Peter Norvig has been at Google for a long time now -- he was, until recently, the Directory of Search Quality; the guy who made sure every time you submitted a query, you usually got what you wanted. He has since moved into the Director of Research role, but is taking time off right now to update his textbook: "Artificial Intelligence: A Modern Approach".
Peter recently sat down with Anand Rajaraman to discuss several things including search quality at Google -- for a great read, check out this article. Anand explains how Google's search algorithm consists of offline and online phases. That is, the time-consuming process of discovering then tagging webpages is done offline, and is obviously query independent, and an online phase that happens at the time of search.
The online, query-dependent phase appears to be made-to-order for machine learning algorithms. Tons of training data (both from usage and from the armies of "raters" employed by Google), and a manageable number of signals (200) -- these fit the supervised learning paradigm well, bringing into play an array of ML algorithms from simple regression methods to Support Vector Machines.
This setup is perfect for machine learning. Throw in those expert "raters" that Google pays to sift through search results, and you have machine learning just waiting to happen. Researchers at Google have reached the point where a machine learned model is equal to, or better than, the hand-crafted algorithm that currently sorts Google's giant index in real-time when a user enters a query.

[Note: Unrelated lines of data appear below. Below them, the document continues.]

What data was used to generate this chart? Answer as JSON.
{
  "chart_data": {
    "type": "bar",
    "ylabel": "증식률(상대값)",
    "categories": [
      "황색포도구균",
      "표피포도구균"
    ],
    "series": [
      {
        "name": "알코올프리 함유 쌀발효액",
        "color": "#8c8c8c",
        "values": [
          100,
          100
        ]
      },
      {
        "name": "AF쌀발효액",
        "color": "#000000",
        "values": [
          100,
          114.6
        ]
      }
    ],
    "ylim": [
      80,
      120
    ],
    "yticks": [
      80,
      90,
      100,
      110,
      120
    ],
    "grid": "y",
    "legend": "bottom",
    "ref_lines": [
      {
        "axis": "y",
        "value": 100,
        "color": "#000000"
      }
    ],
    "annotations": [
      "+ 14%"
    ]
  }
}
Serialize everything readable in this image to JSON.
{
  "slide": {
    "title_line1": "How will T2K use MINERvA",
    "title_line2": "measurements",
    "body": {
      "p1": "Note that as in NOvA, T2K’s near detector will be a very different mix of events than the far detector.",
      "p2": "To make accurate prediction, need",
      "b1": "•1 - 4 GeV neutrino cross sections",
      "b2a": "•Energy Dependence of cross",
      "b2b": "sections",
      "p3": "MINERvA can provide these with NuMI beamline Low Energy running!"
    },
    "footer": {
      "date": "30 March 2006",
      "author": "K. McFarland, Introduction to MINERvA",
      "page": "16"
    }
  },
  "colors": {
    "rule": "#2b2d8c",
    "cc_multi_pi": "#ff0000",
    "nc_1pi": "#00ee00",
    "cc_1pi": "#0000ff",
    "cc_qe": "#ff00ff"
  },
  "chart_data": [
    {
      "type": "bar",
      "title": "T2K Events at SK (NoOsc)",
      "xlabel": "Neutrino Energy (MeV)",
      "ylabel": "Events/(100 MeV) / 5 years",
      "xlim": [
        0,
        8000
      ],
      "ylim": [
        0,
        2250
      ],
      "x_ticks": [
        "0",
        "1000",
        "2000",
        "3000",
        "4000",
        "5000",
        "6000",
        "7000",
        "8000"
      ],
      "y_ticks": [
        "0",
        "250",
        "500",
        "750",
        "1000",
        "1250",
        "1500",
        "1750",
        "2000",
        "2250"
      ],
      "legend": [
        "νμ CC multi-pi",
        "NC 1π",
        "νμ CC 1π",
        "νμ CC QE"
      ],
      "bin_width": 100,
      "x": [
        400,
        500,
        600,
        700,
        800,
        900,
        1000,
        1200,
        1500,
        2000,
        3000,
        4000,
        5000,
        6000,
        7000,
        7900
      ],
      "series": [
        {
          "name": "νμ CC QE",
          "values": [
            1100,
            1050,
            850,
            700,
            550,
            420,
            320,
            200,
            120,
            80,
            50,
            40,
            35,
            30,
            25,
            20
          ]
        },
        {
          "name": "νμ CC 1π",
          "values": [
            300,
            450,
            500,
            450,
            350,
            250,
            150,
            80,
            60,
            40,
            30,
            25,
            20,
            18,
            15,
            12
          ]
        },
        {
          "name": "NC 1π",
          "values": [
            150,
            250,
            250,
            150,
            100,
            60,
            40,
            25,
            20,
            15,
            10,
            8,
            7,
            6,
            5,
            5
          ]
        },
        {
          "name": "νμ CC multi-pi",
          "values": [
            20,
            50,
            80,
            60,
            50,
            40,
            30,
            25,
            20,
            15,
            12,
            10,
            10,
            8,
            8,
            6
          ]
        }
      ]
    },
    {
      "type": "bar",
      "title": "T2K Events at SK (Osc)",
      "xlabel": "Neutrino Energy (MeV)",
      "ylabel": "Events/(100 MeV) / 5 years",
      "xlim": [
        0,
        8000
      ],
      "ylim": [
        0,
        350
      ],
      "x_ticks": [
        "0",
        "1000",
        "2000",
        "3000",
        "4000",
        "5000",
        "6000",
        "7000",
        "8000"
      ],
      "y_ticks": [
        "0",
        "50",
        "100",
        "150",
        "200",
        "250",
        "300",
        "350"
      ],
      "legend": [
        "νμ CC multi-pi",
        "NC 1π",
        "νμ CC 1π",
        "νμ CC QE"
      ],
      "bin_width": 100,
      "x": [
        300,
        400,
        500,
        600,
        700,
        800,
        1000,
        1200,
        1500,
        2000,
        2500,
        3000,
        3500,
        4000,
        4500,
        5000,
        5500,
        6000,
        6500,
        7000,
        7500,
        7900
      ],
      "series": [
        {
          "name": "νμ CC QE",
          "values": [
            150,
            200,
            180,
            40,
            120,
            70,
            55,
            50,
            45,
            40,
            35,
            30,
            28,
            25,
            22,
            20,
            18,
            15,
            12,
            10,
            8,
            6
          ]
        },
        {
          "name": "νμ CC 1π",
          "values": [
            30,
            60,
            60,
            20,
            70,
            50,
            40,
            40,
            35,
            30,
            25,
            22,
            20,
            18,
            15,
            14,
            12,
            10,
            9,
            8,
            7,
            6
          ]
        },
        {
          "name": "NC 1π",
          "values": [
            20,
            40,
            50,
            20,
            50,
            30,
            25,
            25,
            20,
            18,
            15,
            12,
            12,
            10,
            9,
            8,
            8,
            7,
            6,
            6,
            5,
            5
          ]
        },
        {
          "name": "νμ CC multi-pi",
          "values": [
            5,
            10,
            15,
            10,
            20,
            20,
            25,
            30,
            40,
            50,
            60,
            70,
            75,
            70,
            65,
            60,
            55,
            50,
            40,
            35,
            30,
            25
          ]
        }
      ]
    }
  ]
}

So why isn't Google using this machine learning model for their search engine then? Well, Peter suggests that there are two reasons. The first is that those engineers who hand made the current algorithm don't think a machine could do better. The second, as Anand says, is more interesting. Google worries that machine-learned models may suffer "catastrophic errors on searches that look very different from the training data".
If they are indeed testing this model, I would be very nice to see it as a "search experiment". What do you think? Are Google's concerns about machine learning going to keep it from ever becoming the engine that drives search results on their search engine?